Właśnie je umyłam i poczułam niezłą ulgę. Suchy
szampon lepiej radzi sobie z odrostami niż ten wynalazek .
Po nieudanych
zakupach pocieszam się właśnie tym, gdzie ostatnio udało mi się zaoszczędzić.
Chcąc nie chcąc muszę pomyśleć o farbowaniu... Okropnie wyglądam z odrostami!
Dzisiejsza sytuacja naprowadziła mnie na jedną myśl.

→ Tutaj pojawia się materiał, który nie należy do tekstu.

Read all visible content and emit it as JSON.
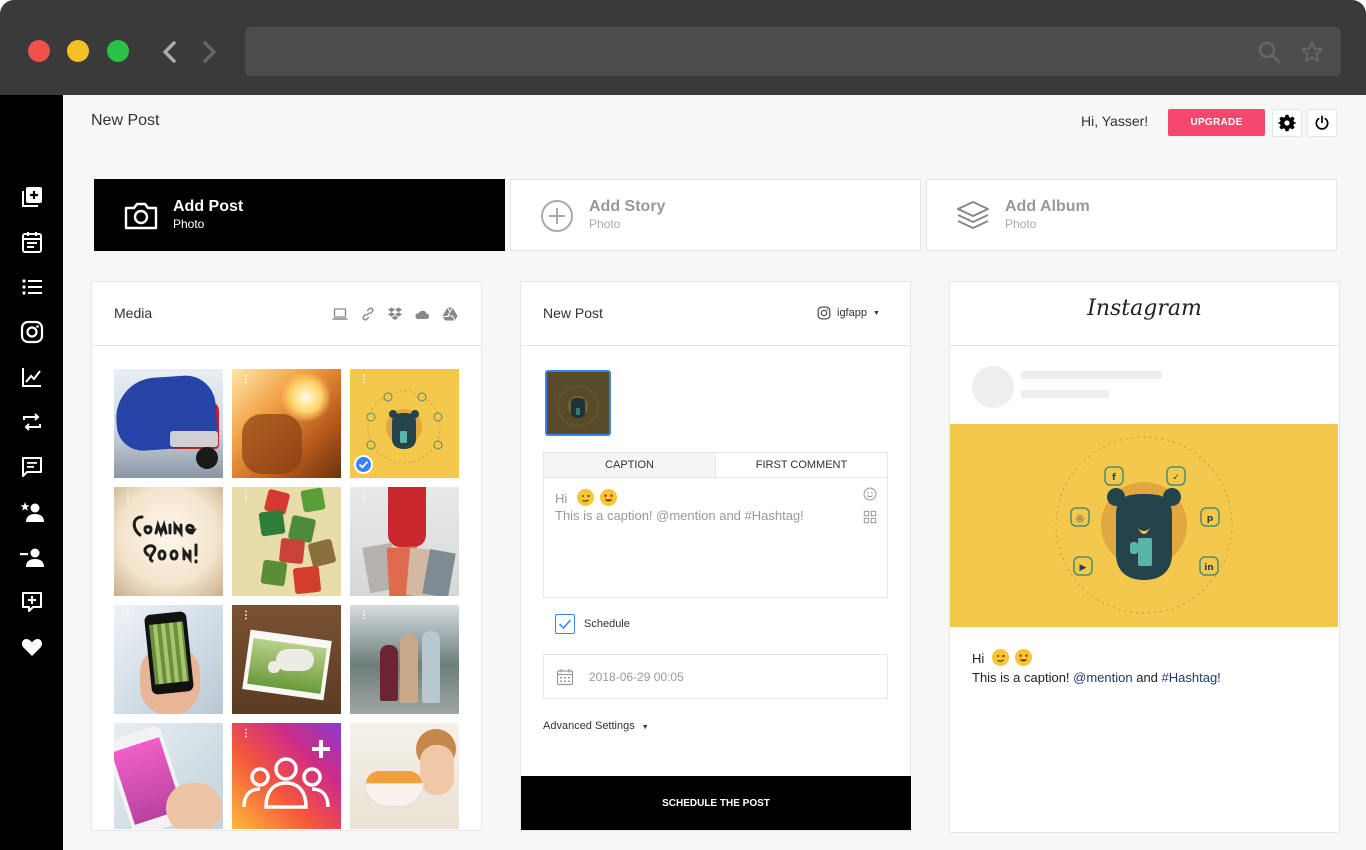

Mianowicie, że musimy sobie wybaczać (nieźle! Zakup sprayu przyczynił się do rozmyśleń na temat przebaczenia!) Nie rozpamiętywać czegoś, co zrobiliśmy
źle, co nam nie wyszło. To nie prowadzi do niczego dobrego. Nie nakręcajmy się.
Choćby taka pierdoła, jak nieudany zakup. Lepiej machnąć na to ręką i starać
się być mądrzejszym następnym razem. Nasze dołowanie się i nakręcanie zaszkodzi tylko nam
samym.
W książce Reginy Brett przeczytałam, że jeśli się czymś martwimy,
wkurzamy na coś, to pomyślmy czy za parę lat będzie miało to znaczenie. Jeśli
nie, to trzeba o tym zapomnieć. Czasami jest to bardzo ciężkie. Wiem po sobie.
Trudno zmienić swój utarty schemat myślenia. Tym bardziej jeśli zostaliśmy w ten sposób "zaprogramowani". Mnie samej bardzo ciężko było zacząć myśleć pozytywnie. Jestem pesymistką do kwadratu! Swego czasu, kiedy wszystko szło
po mojej myśli, zaczynałam się martwić tym, że teraz na pewno spotka mnie coś
złego, bo zbyt długo nie można mieć dobrze. Życie wymaga równowagi - mój tok myślenia. Tym samym nigdy nie
umiałam cieszyć się chwilą. Pojawiało się czerwone
światło, że za chwilę coś musi pójść nie tak.
Jest coraz lepiej. Jednak do szalonego poziomu optymizmu jeszcze mi daleko. Chociaż może i dobrze, bo ponoć niebezpieczne są różowe okulary.